Dr. Monforton’s points about the importance of ensuring that the industry bears the full costs of the diseases that it creates is important and her argument that the industry challenges lung transplantations in individuals cases is true.  For just one public example, remember the case of Robert Bailey who testified before a Senate subcommittee while waiting on this transplant (see previous post here).

For me, the core takeaway from all of this is that black lung is devastatingly dangerous and devastatingly expensive and that the only reasonable solution is to prevent the disease.  Our society spent approximately $47 million dollars (much of it taxpayer dollars) to give these individuals a few more years of life.  Those years were doubtlessly immeasurably valuable, but what if that money had been spent preventing the miners’ exposure to dust on the front end.  Controlling coal-mine dust is expensive, but so is failing to.  And when our society fails to prevent black lung, then we not only have to pay, but also the miners and their families have to suffer needlessly.

As the science around lung transplantation progresses, we should have better results in the future.  But we should also work to ensure that it is less needed and that the costs are borne by the people who can prevent black lung.

Lung Transplantation is Increasingly Common Among Patients with Coal Workers' Pneumoconiosis

4 Responses to “Lung Transplants for Miners with Black Lung: New Research Shows More Transplants Being Done, Most Transplants Being Paid for by Public Dollars NOT by the Coal Industry”

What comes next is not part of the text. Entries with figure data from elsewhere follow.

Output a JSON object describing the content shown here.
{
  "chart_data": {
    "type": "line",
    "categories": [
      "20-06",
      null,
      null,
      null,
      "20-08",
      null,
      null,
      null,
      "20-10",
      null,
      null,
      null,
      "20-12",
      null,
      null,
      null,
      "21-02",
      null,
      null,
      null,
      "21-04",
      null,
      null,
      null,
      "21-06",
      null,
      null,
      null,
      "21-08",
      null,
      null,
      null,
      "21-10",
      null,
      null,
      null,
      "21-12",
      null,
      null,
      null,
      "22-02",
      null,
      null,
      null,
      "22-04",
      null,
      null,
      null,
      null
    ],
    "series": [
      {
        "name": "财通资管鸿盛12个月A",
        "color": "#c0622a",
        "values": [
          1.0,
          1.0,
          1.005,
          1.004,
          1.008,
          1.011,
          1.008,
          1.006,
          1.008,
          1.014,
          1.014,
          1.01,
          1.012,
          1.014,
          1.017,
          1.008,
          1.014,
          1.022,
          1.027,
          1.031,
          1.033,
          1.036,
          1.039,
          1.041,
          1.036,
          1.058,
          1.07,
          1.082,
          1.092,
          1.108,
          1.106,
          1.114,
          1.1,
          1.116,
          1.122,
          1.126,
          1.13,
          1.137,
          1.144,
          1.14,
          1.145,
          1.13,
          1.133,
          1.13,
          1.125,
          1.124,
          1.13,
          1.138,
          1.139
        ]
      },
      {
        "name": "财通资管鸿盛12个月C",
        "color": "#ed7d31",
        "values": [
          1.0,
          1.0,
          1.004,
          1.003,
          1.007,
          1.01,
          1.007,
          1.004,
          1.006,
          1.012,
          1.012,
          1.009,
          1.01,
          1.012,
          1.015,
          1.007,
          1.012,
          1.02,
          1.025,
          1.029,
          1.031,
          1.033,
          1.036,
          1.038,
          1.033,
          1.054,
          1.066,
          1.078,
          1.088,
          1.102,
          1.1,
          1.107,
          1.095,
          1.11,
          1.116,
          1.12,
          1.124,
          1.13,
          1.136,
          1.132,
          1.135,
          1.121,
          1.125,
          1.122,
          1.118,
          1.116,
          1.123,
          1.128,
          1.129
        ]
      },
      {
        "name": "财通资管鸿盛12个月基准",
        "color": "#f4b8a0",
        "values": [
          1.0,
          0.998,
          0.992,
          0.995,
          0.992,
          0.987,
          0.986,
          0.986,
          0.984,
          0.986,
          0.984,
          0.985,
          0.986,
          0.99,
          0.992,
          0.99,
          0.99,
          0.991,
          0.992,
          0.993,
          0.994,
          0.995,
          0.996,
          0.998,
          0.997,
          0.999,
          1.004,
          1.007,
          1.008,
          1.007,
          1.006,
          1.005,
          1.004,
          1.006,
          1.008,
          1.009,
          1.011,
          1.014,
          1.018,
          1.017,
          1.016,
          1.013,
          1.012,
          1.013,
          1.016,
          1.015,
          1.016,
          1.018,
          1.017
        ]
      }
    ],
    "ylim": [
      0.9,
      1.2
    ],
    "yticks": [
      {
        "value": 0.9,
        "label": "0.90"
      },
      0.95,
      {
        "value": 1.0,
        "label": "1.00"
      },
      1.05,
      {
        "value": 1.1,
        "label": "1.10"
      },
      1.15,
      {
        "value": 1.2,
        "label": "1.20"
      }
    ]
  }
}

  1. Allan L South retired claims examiner

    How is CWP and non-specified pneumoconiosis specified. In black lung one may talk about Clinical and legal pneumoconiosis . Clinical was often defined as with a positive xray . Clinical was disease diagnosed without a positive film . This may a problem as it confuses an ability to diagnose CWP without a positive xray and other lung disease caused by coal mine dust exposure. So in this report how is CWP being specified vs pneumoconiosis non specified ??

    • Evan B. Smith

      Very good question! It’s not clear from the study how CWP vs. unspecified pneumoconiosis were defined. My guess is that it probably depended a lot on how the physicians who were involved with each transplant decided to code the disease and that the pneumoconiosis in this study would be “clinical pneumoconiosis” rather than “legal pneumoconiosis.” If you want better information on this, I’d suggest getting in touch with the study’s corresponding author, David Blackley, whose contact info is at the bottom of the first page of the article. If you find out, let us know!